A better example, perhaps, of supporting the child while still acknowledging wrongdoing, were the parents of David Attias, the college student accused of running down and killing four people and critically injuring another on a street near the UC Santa Barbara campus last year.

In a brief statement at his son’s first courthouse appearance, Hollywood TV and film director Daniel Attias said: “On behalf of my wife, I’d like to say how devastated and heartbroken we are for everyone affected by this horrible event. We know this has not affected just the loved ones and families of victims who must be feeling unspeakable grief.”

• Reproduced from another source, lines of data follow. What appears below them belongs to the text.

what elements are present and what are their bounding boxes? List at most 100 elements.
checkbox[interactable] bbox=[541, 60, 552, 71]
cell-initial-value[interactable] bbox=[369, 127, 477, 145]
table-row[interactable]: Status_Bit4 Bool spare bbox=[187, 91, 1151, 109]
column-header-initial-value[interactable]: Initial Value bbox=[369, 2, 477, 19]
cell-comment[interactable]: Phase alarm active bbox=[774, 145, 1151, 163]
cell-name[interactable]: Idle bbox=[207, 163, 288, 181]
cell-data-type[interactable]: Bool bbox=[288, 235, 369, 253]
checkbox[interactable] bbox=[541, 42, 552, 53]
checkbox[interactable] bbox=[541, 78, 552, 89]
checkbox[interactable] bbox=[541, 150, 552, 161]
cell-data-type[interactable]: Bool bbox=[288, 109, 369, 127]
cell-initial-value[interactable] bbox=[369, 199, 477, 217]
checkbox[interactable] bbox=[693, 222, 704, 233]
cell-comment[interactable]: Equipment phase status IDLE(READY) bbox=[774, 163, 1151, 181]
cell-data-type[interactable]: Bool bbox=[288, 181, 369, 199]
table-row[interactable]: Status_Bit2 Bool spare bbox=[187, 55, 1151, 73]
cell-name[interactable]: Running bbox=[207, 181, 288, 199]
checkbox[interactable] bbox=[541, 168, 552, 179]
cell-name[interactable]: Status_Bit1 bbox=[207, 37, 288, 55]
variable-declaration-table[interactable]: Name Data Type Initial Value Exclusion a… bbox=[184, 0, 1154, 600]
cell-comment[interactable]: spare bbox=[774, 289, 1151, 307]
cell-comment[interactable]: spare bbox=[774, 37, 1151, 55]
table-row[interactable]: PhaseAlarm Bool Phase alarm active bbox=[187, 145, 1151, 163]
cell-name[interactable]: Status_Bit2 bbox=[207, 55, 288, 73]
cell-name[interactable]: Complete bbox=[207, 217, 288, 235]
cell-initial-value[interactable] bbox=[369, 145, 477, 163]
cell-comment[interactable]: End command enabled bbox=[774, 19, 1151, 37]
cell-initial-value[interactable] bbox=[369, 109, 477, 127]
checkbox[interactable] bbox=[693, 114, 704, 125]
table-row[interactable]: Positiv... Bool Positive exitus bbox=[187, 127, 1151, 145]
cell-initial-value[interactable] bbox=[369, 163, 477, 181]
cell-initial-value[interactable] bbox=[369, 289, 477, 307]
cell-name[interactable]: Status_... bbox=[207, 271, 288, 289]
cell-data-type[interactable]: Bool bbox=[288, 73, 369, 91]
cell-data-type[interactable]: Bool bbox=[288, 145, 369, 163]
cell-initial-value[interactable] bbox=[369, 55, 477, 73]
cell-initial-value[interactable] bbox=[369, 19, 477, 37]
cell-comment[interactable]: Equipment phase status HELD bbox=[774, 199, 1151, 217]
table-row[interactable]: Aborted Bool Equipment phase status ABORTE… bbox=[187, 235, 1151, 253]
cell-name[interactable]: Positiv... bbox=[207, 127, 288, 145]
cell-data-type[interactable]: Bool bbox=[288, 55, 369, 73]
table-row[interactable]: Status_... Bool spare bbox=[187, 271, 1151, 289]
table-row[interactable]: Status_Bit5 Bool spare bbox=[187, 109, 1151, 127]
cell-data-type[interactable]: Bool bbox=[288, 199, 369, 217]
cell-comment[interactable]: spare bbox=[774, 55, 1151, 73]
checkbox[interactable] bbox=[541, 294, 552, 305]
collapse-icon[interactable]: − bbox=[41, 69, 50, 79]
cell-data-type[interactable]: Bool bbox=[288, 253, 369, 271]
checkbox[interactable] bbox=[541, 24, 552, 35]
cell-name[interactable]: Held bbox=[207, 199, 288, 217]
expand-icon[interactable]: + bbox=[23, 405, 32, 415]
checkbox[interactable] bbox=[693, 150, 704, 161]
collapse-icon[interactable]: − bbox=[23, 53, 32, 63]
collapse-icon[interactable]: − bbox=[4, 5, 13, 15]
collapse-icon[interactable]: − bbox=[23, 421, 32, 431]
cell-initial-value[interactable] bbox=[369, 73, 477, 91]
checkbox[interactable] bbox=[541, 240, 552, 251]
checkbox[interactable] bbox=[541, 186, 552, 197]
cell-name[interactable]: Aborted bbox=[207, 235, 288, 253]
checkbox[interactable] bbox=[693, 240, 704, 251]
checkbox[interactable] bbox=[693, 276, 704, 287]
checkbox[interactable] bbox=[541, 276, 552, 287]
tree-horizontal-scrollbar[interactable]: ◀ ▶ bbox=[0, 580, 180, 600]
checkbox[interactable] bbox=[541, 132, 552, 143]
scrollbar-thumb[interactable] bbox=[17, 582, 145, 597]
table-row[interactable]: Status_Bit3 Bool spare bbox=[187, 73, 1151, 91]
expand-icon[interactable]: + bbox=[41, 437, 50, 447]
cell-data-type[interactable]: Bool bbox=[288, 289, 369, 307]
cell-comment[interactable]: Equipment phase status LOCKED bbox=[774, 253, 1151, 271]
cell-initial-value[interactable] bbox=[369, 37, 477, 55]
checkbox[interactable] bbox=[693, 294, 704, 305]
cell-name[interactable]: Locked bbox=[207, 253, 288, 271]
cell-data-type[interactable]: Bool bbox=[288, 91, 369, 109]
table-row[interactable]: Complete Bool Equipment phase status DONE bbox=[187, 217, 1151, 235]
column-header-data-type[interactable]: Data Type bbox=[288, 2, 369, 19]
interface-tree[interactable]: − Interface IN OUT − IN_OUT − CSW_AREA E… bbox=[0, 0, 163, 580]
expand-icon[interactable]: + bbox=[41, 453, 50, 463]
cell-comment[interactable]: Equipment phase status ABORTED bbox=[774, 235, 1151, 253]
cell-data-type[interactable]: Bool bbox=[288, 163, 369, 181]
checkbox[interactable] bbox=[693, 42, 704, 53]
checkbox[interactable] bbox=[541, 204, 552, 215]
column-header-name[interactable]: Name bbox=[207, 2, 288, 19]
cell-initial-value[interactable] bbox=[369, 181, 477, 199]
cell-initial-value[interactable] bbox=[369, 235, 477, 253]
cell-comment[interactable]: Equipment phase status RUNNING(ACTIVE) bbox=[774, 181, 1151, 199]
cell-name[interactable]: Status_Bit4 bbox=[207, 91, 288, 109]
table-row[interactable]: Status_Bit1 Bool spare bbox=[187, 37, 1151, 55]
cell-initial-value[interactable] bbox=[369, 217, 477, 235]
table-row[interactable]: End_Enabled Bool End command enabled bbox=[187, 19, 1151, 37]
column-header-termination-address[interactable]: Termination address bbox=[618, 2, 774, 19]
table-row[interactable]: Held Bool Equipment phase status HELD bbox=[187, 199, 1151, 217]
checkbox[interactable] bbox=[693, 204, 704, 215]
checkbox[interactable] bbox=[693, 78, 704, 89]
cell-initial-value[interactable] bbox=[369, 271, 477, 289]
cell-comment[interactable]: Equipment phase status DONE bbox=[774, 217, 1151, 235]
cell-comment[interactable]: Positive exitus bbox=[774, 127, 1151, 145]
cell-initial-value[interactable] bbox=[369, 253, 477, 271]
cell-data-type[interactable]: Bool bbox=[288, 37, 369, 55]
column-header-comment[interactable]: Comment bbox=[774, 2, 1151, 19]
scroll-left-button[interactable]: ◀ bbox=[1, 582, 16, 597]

As the parents of victims know, apologies have to be done with a great deal of sensitivity and care. Otherwise, they only reopen a painful wound. In many cases, the parents of a murder victim don’t even want to see, much less hear from, the parents of the killer, said Nancy Ruhe-Munch, executive director of the National Organization of Murdered Children Inc. She estimates that parent-to-parent apologies occur in about three out of 100 murder cases. Despite the low number, Ruhe-Munch still feels parents whose children commit egregious acts deserve a break.

“The parents of murderers don’t have any place to turn because nobody wants to hear about their pain,” she said. “People don’t usually stop to think they hated what their child did, too. Jeffrey Dahmer’s parents are in pain too.”